WIA305 - What's New in ASP.NET MVC

A new feature is to be able to compose a view out of multiple calls to actions. This appears as <% Html.RenderAction() %>. This is a little smarter than Html.RenderPartial as you can perform any necessary business logic where it belongs in the correct controller instead of having to shoe-horn it in elsewhere.

Areas allow you to group parts of your application into logical groups. It behaves like a folder in your project, with subfolders for models, views and controllers. There's also an AreaRegistration class that registers routes for the Area. Global.asax has to call AreaRegistration.RegisterAllAreas to activate these. By default, the area appears at the top level of its views' URLs.

An exception is thrown at runtime if Areas contain controllers with the same name. This can be circumvented by specifying which namespace should be used for the controller, when you register the route.

Working with ASP.NET MVC 1, I've felt frustrated with the validation. A new model allows you to specify your validation once and have it applied to each layer. Your validation rules can be specified by using Data Annotation attributes, or in an XML file, or elsewhere if you write your own provider. To enable client-side validation you only need to include a couple of Microsoft javascript libraries and add the helper method <% Html.EnableClientValidation(); %> to your page. If you invent your own validation rules, you'll also have to write your own javascript version of that validation logic - the built in framework passes the rules as JSON that you can intercept on the client.

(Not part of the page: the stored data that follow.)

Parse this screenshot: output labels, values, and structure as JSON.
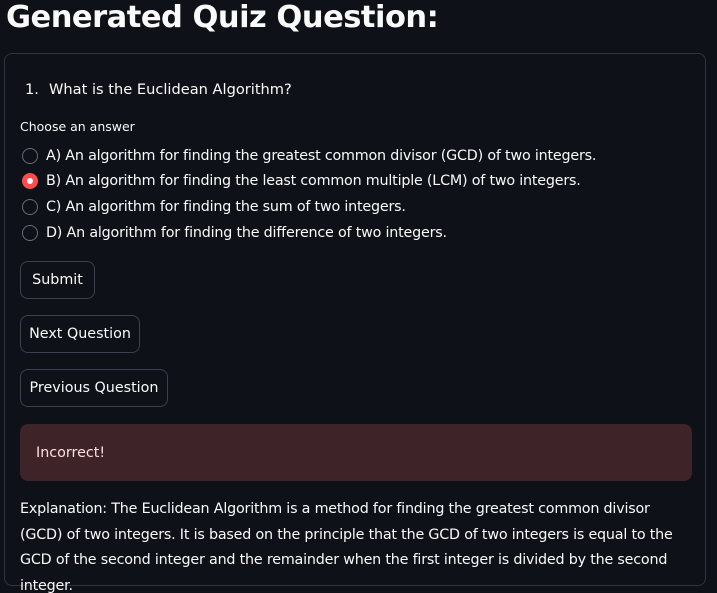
{
  "page": {
    "title": "Generated Quiz Question:"
  },
  "question": {
    "number": "1.",
    "text": "What is the Euclidean Algorithm?"
  },
  "answer_group": {
    "label": "Choose an answer",
    "selected_index": 1,
    "options": [
      {
        "label": "A) An algorithm for finding the greatest common divisor (GCD) of two integers.",
        "selected": false
      },
      {
        "label": "B) An algorithm for finding the least common multiple (LCM) of two integers.",
        "selected": true
      },
      {
        "label": "C) An algorithm for finding the sum of two integers.",
        "selected": false
      },
      {
        "label": "D) An algorithm for finding the difference of two integers.",
        "selected": false
      }
    ]
  },
  "buttons": {
    "submit_label": "Submit",
    "next_label": "Next Question",
    "previous_label": "Previous Question"
  },
  "result": {
    "message": "Incorrect!",
    "status_color": "#3e2428"
  },
  "explanation": {
    "text": "Explanation: The Euclidean Algorithm is a method for finding the greatest common divisor (GCD) of two integers. It is based on the principle that the GCD of two integers is equal to the GCD of the second integer and the remainder when the first integer is divided by the second integer."
  },
  "colors": {
    "background": "#0e1117",
    "accent": "#ff4b4b",
    "text": "#fafafa",
    "border": "#31333f"
  }
}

There are some new helper methods - Html.Display, Html.DisplayFor, Html.DisplayForModel, HtmlEditor, Html.EditorFor and Html.EditorForModel. Given a model, these display read-only or input field versions of all the fields on the model. You can define your own templates for these - either by type (to implement your own date picker, for example), or by giving a name of a partial view that renders an editor for the whole model. This respects inheritance too: if no template has been defined for Employee, it will fall back to the template defined for Person.

A nice little tweak is that by default, JsonResult now won't allow HTTP GETs. This dodges a cross-site scripting vulnerability, though you can override it if you really want.